Step 1 ：The given expression is in the form of \(\sin(2\theta)\), where \(\theta = \cos^{-1}(\frac{1}{5})\). We know that \(\sin(2\theta) = 2\sin(\theta)\cos(\theta)\). So, we need to find the values of \(\sin(\theta)\) and \(\cos(\theta)\). We know that \(\cos(\theta) = \frac{1}{5}\). We can find \(\sin(\theta)\) using the Pythagorean identity \(\sin^2(\theta) + \cos^2(\theta) = 1\).

Step 2 ：Let's find the value of \(\sin(\theta)\). We know that \(\cos(\theta) = \frac{1}{5}\), so \(\sin^2(\theta) = 1 - \cos^2(\theta) = 1 - \left(\frac{1}{5}\right)^2 = \frac{24}{25}\). Therefore, \(\sin(\theta) = \sqrt{\frac{24}{25}} = \frac{2\sqrt{6}}{5}\).

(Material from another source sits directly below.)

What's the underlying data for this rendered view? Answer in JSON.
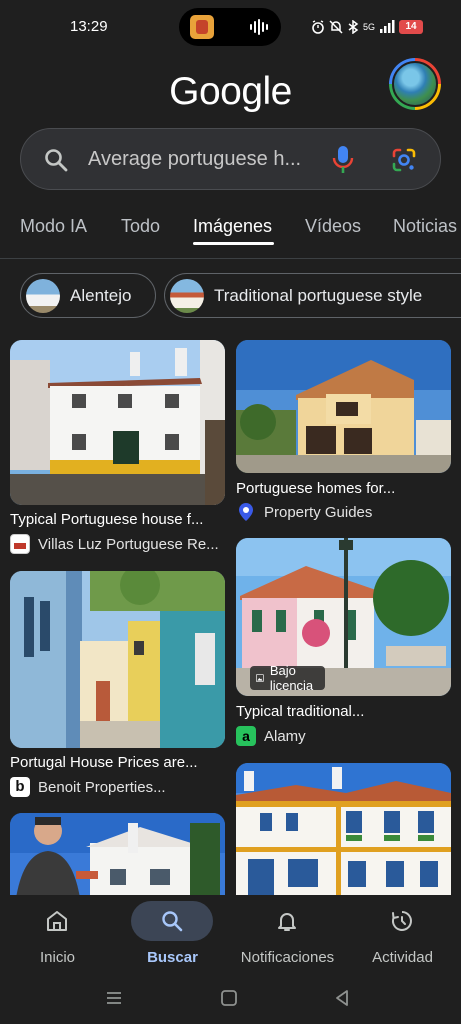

Step 3 ：Now, we can find the value of \(\sin(2\theta)\) using the formula \(\sin(2\theta) = 2\sin(\theta)\cos(\theta)\). Substituting the values of \(\sin(\theta)\) and \(\cos(\theta)\) we get \(\sin(2\theta) = 2 * \frac{2\sqrt{6}}{5} * \frac{1}{5} = \frac{4\sqrt{6}}{25}\).

Step 4 ：Final Answer: The exact value of the expression \(\sin \left(2 \cos ^{-1} \frac{1}{5}\right)\) is \(\boxed{\frac{4\sqrt{6}}{25}}\).